Crowd pleasers or cynical attempts to get YouTube views? We debate the trend of DJs playing cheesy 90s tunes
As the famous phrase goes, "everyone thinks their [opinions] smells of roses.” But where do you stand on the trend of DJs pulling out cheesy chart dance anthems from the 1990s?
Marco Carola has lead the debate this summer with a video of him playing Wamdue Project’s 1999 chart hit ‘King of My Castle’ inviting heated debates on Facebook. But he’s not the only one.
Denis Sulta has been peaking sets, including one at Sonar Pub, with Lock N Load’s cheesy hard house classic ‘Blow Ya Mind.’
At times this Summer, you may be forgiven for thinking you're being thrashed around the Waltzers at your local fun fair and not at a party playing cutting edge underground music.
Critics scream enough’s enough. Defenders argue it’s all about context and plead: lighten up.
Panorama Bar resident Boris played Britney Spears at Panorama Bar in 2016 and invited a heated debate on the club’s Facebook page. Defenders argued that the lyrics of the track made it an appropriate tongue in cheek tune. Others were less enthusiastic. “People can dress this shit up any way they like,” wrote on comment. “But lets call a spade a spade, this is sheer nonsense.”
One this is certain, playing a chart cheese anthem may be a ballsy move but controversy sells. “There’s no such thing a bad publicity,” goes the old PR saying and that must play a part in the thinking behind some of the DJs who dig out divisive tracks. Especially those who watched Space Dimension Controller playing trance hit Ayla ‘Ayla (DJ Taucher Remix)’ at Belfast's Ava festival in 2015. Since then videos of the play have received over 200,000 views on YouTube.
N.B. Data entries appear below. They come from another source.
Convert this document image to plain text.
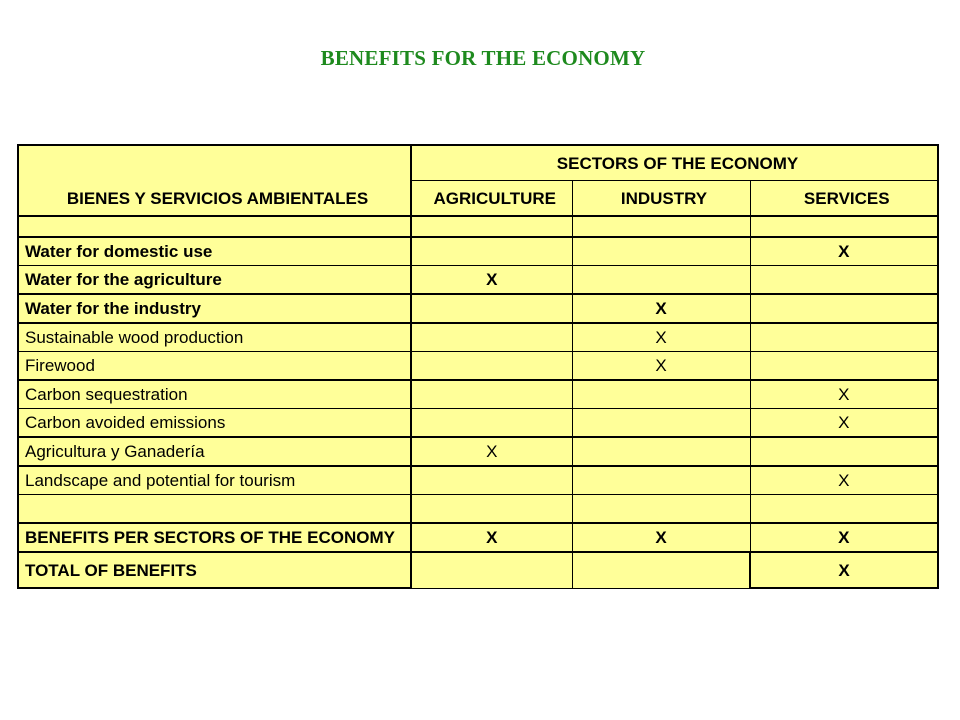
BENEFITS FOR THE ECONOMY
BIENES Y SERVICIOS AMBIENTALES	SECTORS OF THE ECONOMY		
	AGRICULTURE	INDUSTRY	SERVICES

Water for domestic use			X
Water for the agriculture	X		
Water for the industry		X	
Sustainable wood production		X	
Firewood		X	
Carbon sequestration			X
Carbon avoided emissions			X
Agricultura y Ganadería	X		
Landscape and potential for tourism			X

BENEFITS PER SECTORS OF THE ECONOMY	X	X	X
TOTAL OF BENEFITS			X
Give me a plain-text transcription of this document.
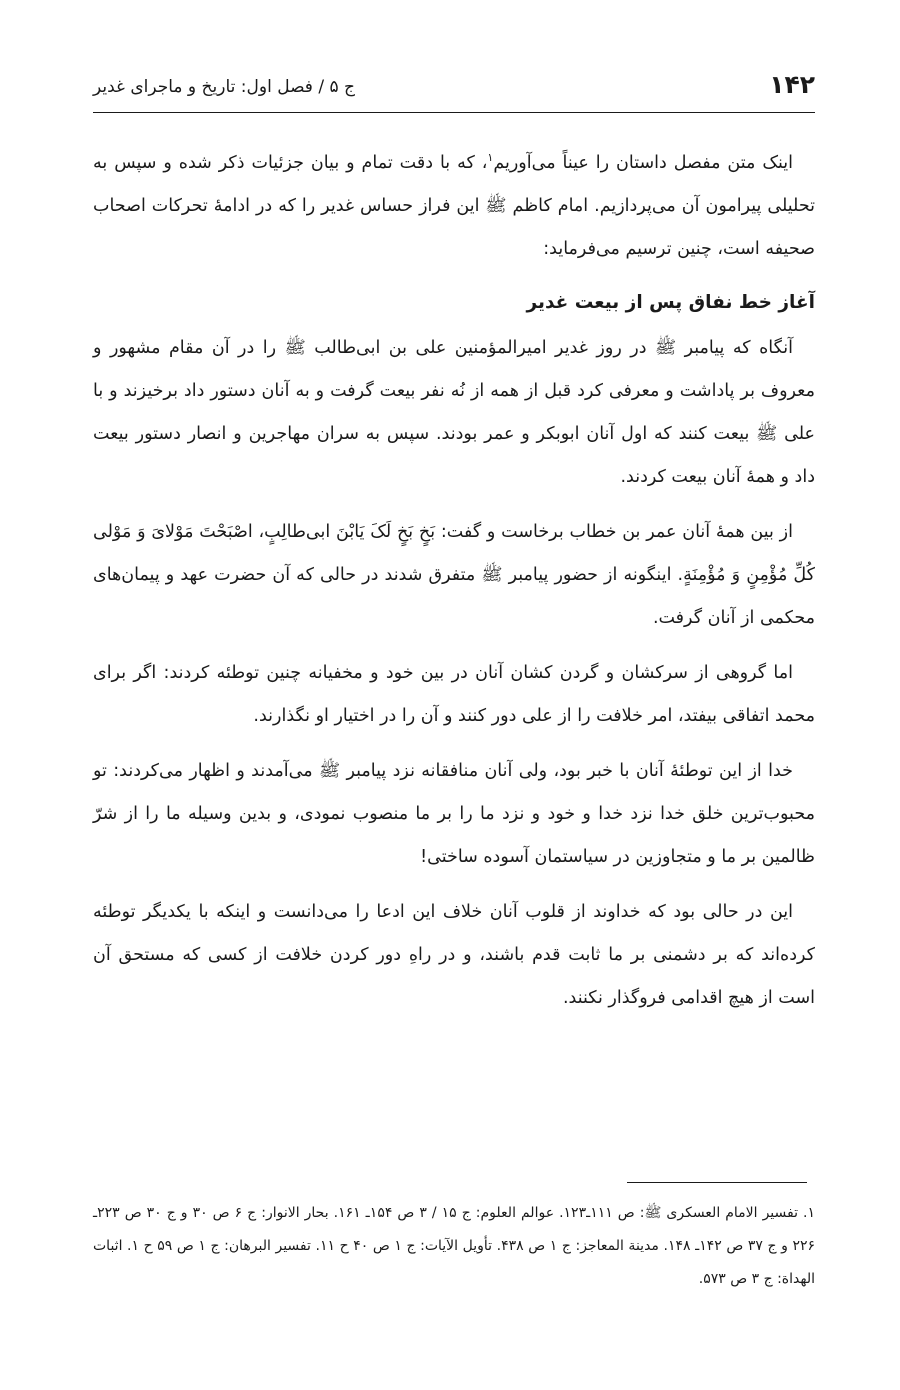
۱۴۲
ج ۵ / فصل اول: تاریخ و ماجرای غدیر

اینک متن مفصل داستان را عیناً می‌آوریم$^۱$، که با دقت تمام و بیان جزئیات ذکر شده و سپس به تحلیلی پیرامون آن می‌پردازیم. امام کاظم ﷺ این فراز حساس غدیر را که در ادامهٔ تحرکات اصحاب صحیفه است، چنین ترسیم می‌فرماید:

آغاز خط نفاق پس از بیعت غدیر

آنگاه که پیامبر ﷺ در روز غدیر امیرالمؤمنین علی بن ابی‌طالب ﷺ را در آن مقام مشهور و معروف بر پاداشت و معرفی کرد قبل از همه از نُه نفر بیعت گرفت و به آنان دستور داد برخیزند و با علی ﷺ بیعت کنند که اول آنان ابوبکر و عمر بودند. سپس به سران مهاجرین و انصار دستور بیعت داد و همهٔ آنان بیعت کردند.

از بین همهٔ آنان عمر بن خطاب برخاست و گفت: بَخٍ بَخٍ لَکَ یَابْنَ ابی‌طالِبٍ، اصْبَحْتَ مَوْلایَ وَ مَوْلی کُلِّ مُؤْمِنٍ وَ مُؤْمِنَةٍ. اینگونه از حضور پیامبر ﷺ متفرق شدند در حالی که آن حضرت عهد و پیمان‌های محکمی از آنان گرفت.

اما گروهی از سرکشان و گردن کشان آنان در بین خود و مخفیانه چنین توطئه کردند: اگر برای محمد اتفاقی بیفتد، امر خلافت را از علی دور کنند و آن را در اختیار او نگذارند.

خدا از این توطئهٔ آنان با خبر بود، ولی آنان منافقانه نزد پیامبر ﷺ می‌آمدند و اظهار می‌کردند: تو محبوب‌ترین خلق خدا نزد خدا و خود و نزد ما را بر ما منصوب نمودی، و بدین وسیله ما را از شرّ ظالمین بر ما و متجاوزین در سیاستمان آسوده ساختی!

این در حالی بود که خداوند از قلوب آنان خلاف این ادعا را می‌دانست و اینکه با یکدیگر توطئه کرده‌اند که بر دشمنی بر ما ثابت قدم باشند، و در راهِ دور کردن خلافت از کسی که مستحق آن است از هیچ اقدامی فروگذار نکنند.

۱. تفسیر الامام العسکری ﷺ: ص ۱۱۱ـ۱۲۳. عوالم العلوم: ج ۱۵ / ۳ ص ۱۵۴ـ ۱۶۱. بحار الانوار: ج ۶ ص ۳۰ و ج ۳۰ ص ۲۲۳ـ ۲۲۶ و ج ۳۷ ص ۱۴۲ـ ۱۴۸. مدینة المعاجز: ج ۱ ص ۴۳۸. تأویل الآیات: ج ۱ ص ۴۰ ح ۱۱. تفسیر البرهان: ج ۱ ص ۵۹ ح ۱. اثبات الهداة: ج ۳ ص ۵۷۳.
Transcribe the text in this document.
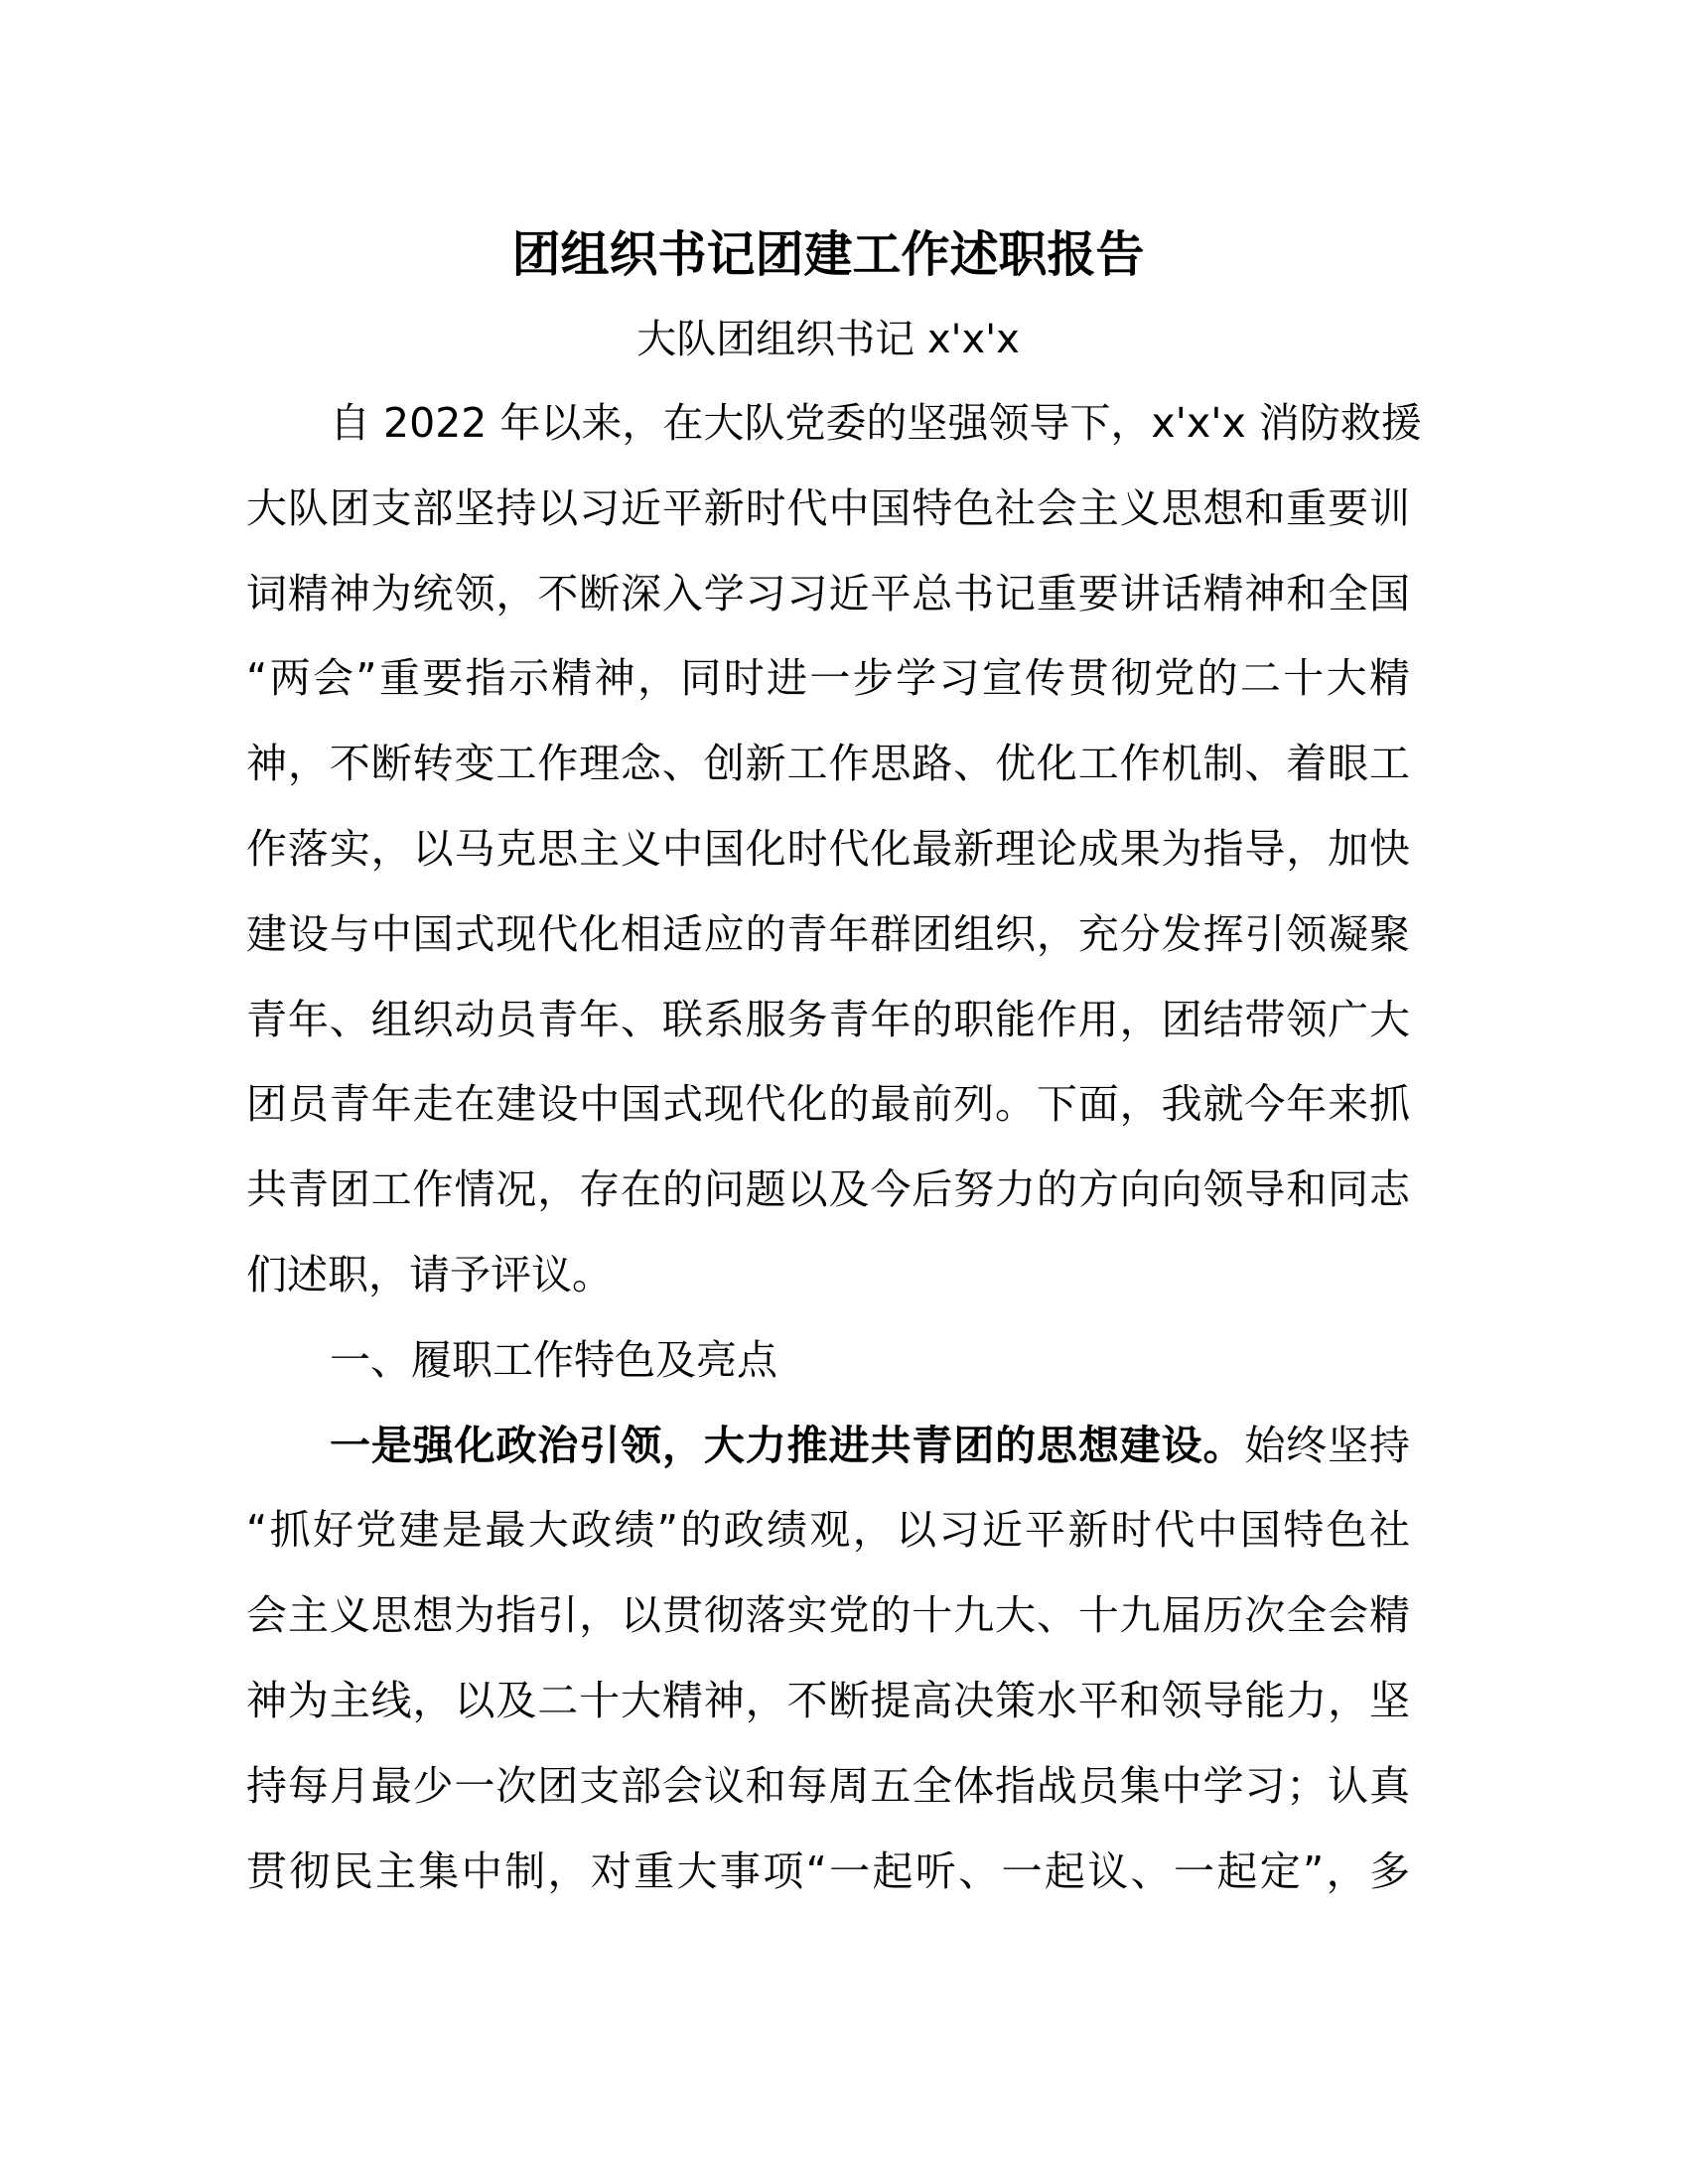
团组织书记团建工作述职报告
大队团组织书记 x'x'x
自 2022 年以来，在大队党委的坚强领导下，x'x'x 消防救援
大队团支部坚持以习近平新时代中国特色社会主义思想和重要训
词精神为统领，不断深入学习习近平总书记重要讲话精神和全国
“两会”重要指示精神，同时进一步学习宣传贯彻党的二十大精
神，不断转变工作理念、创新工作思路、优化工作机制、着眼工
作落实，以马克思主义中国化时代化最新理论成果为指导，加快
建设与中国式现代化相适应的青年群团组织，充分发挥引领凝聚
青年、组织动员青年、联系服务青年的职能作用，团结带领广大
团员青年走在建设中国式现代化的最前列。下面，我就今年来抓
共青团工作情况，存在的问题以及今后努力的方向向领导和同志
们述职，请予评议。
一、履职工作特色及亮点
一是强化政治引领，大力推进共青团的思想建设。始终坚持
“抓好党建是最大政绩”的政绩观，以习近平新时代中国特色社
会主义思想为指引，以贯彻落实党的十九大、十九届历次全会精
神为主线，以及二十大精神，不断提高决策水平和领导能力，坚
持每月最少一次团支部会议和每周五全体指战员集中学习；认真
贯彻民主集中制，对重大事项“一起听、一起议、一起定”，多
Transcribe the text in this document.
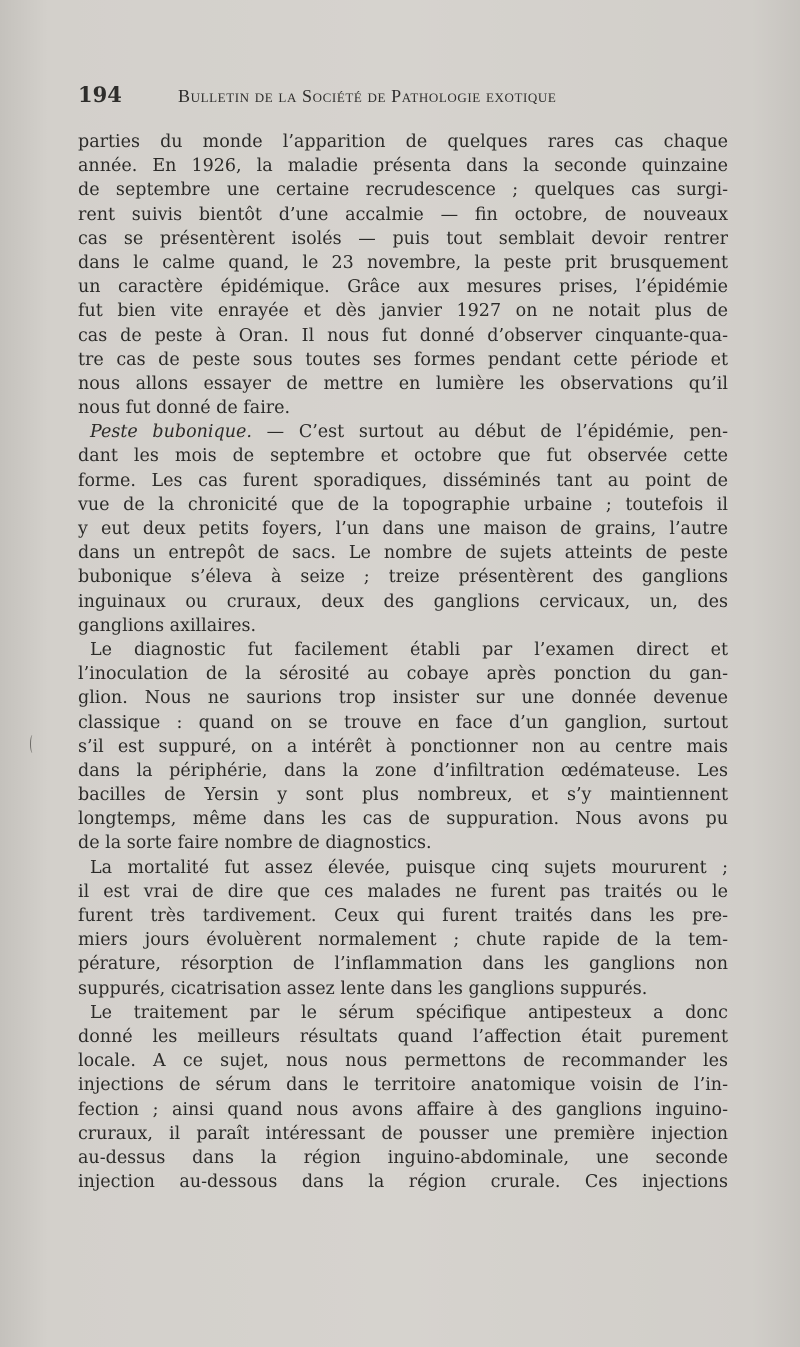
194	Bulletin de la Société de Pathologie exotique
parties du monde l’apparition de quelques rares cas chaque
année. En 1926, la maladie présenta dans la seconde quinzaine
de septembre une certaine recrudescence ; quelques cas surgi-
rent suivis bientôt d’une accalmie — fin octobre, de nouveaux
cas se présentèrent isolés — puis tout semblait devoir rentrer
dans le calme quand, le 23 novembre, la peste prit brusquement
un caractère épidémique. Grâce aux mesures prises, l’épidémie
fut bien vite enrayée et dès janvier 1927 on ne notait plus de
cas de peste à Oran. Il nous fut donné d’observer cinquante-qua-
tre cas de peste sous toutes ses formes pendant cette période et
nous allons essayer de mettre en lumière les observations qu’il
nous fut donné de faire.
Peste bubonique. — C’est surtout au début de l’épidémie, pen-
dant les mois de septembre et octobre que fut observée cette
forme. Les cas furent sporadiques, disséminés tant au point de
vue de la chronicité que de la topographie urbaine ; toutefois il
y eut deux petits foyers, l’un dans une maison de grains, l’autre
dans un entrepôt de sacs. Le nombre de sujets atteints de peste
bubonique s’éleva à seize ; treize présentèrent des ganglions
inguinaux ou cruraux, deux des ganglions cervicaux, un, des
ganglions axillaires.
Le diagnostic fut facilement établi par l’examen direct et
l’inoculation de la sérosité au cobaye après ponction du gan-
glion. Nous ne saurions trop insister sur une donnée devenue
classique : quand on se trouve en face d’un ganglion, surtout
s’il est suppuré, on a intérêt à ponctionner non au centre mais
dans la périphérie, dans la zone d’infiltration œdémateuse. Les
bacilles de Yersin y sont plus nombreux, et s’y maintiennent
longtemps, même dans les cas de suppuration. Nous avons pu
de la sorte faire nombre de diagnostics.
La mortalité fut assez élevée, puisque cinq sujets moururent ;
il est vrai de dire que ces malades ne furent pas traités ou le
furent très tardivement. Ceux qui furent traités dans les pre-
miers jours évoluèrent normalement ; chute rapide de la tem-
pérature, résorption de l’inflammation dans les ganglions non
suppurés, cicatrisation assez lente dans les ganglions suppurés.
Le traitement par le sérum spécifique antipesteux a donc
donné les meilleurs résultats quand l’affection était purement
locale. A ce sujet, nous nous permettons de recommander les
injections de sérum dans le territoire anatomique voisin de l’in-
fection ; ainsi quand nous avons affaire à des ganglions inguino-
cruraux, il paraît intéressant de pousser une première injection
au-dessus dans la région inguino-abdominale, une seconde
injection au-dessous dans la région crurale. Ces injections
Dance music can sometimes be too serious for its own good. And it can be argued, guilty pleasures have a place. But is that place in a peak time set? When you go out you make a choice. If you want to hear cheesy 90s anthems, there are plenty of local nightclub hell holes to fill your boots. Underground clubs distinguish themselves by playing underground music. And great DJs educate AND entertain. So let's stick to the program.